The International Sustainability Standards Board has redefined the term ‘sustainability’ where it clarifies the need to create financial value for investors.

International Sustainability Standards Board redefines ‘sustainability’

The ISSB clarified the term sustainability so that a company’s ability to deliver value for its investors is inextricably linked to the stakeholders it works with and serves, the society it operates in, and the natural resources it draws on.

Sustainability will be described in the ISSB’s general sustainability-related disclosures standard (S1) as the “ability for a company to sustainably maintain resources and relationships with and manage its dependencies and impacts within its whole business ecosystem over the short, medium and long term.”

Sustainability is a condition for a company to access over time the resources and relationships needed (such as financial, human, and natural), ensuring their proper preservation, development and regeneration, to achieve its goals.

The decision builds on concepts from the Integrated Reporting Framework, which helps companies articulate how they use and effect resources and relationships for creating, preserving and eroding value over time.

To evolve from the currently fragmented ESG disclosure landscape, which lacks connectivity and has conflicting concepts, to a truly global common language of sustainability-related financial disclosures, the ISSB agreed during its October 2022 meeting that it would be beneficial to ground its standard-setting work by clearly articulating the relationship between sustainability matters and financial value creation.

By referring to this articulation of the value creation process, a company will be better placed to explain to its investors how it is working sustainably within its business ecosystem—addressing the impacts, risks and opportunities that can affect its performance and prospects—to ultimately deliver financial value for investors.

Emmanuel Faber, chair at the ISSB said the standards board was created to change the current fragmented ESG disclosure landscape into a global common, consistent language of sustainability-related financial disclosures.
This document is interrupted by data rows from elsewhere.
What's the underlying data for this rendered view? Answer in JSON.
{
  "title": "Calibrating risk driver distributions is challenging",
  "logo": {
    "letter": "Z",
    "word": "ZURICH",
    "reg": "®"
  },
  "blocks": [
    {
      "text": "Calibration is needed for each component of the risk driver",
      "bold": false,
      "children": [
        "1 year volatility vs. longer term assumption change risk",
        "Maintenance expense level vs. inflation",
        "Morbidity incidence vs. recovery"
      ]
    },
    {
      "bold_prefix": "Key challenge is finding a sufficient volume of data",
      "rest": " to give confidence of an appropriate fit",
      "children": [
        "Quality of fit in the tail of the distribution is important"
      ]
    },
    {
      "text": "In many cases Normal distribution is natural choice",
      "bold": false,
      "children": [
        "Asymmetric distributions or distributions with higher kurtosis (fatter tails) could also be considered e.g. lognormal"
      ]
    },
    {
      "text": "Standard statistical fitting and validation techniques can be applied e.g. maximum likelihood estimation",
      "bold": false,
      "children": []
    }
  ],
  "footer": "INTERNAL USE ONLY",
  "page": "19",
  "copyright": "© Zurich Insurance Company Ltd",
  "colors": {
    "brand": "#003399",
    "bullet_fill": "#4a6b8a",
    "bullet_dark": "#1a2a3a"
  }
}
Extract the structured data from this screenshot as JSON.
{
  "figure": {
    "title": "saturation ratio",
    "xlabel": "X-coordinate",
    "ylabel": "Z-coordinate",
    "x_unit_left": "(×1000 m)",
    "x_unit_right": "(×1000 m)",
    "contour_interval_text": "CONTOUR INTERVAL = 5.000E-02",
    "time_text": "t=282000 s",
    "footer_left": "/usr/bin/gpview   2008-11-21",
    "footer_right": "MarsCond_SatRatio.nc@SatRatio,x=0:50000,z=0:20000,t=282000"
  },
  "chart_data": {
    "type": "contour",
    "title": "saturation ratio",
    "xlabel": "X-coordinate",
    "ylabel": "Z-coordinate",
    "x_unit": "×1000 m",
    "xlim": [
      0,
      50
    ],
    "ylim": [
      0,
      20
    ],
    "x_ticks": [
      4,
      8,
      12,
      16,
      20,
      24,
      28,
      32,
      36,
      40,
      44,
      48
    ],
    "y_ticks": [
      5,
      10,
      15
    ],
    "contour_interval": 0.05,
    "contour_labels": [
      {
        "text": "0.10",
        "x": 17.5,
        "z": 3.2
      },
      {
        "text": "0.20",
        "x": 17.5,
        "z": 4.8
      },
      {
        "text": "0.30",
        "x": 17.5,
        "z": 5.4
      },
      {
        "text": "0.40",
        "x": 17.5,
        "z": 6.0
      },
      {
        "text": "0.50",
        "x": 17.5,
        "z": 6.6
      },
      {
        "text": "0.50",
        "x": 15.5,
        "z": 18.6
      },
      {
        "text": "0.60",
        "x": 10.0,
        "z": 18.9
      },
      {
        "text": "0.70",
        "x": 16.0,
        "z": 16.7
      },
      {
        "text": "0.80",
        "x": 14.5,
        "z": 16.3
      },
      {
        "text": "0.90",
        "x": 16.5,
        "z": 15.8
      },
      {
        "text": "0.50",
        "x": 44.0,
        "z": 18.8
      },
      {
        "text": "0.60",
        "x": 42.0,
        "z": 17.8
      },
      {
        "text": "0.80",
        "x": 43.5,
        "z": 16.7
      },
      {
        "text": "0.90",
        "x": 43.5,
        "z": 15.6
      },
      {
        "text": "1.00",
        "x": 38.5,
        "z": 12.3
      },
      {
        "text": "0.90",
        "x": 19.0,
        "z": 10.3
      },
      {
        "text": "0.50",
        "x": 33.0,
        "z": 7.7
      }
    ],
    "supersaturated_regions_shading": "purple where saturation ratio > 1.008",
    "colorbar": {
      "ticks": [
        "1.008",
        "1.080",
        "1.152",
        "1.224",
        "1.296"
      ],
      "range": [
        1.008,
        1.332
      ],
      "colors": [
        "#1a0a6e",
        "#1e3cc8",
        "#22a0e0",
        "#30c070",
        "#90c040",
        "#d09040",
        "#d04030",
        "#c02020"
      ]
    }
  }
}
He explained, “Our clarification of the fundamental articulation between financial value creation and sustainability, borrowed from concepts in the integrated reporting framework, will ground our standard-setting work and make clear that while our focus is on information for investors, financial value creation is affected by the proper preservation, development and regeneration of all the resources and relationships (including natural and human) needed for a company to achieve its goals.”

During COP15, Faber announced the appointment of two further special advisers, Karin Kemper and Geordie Hungerford, to provide strategic counsel on issues relating to natural ecosystems and just transition.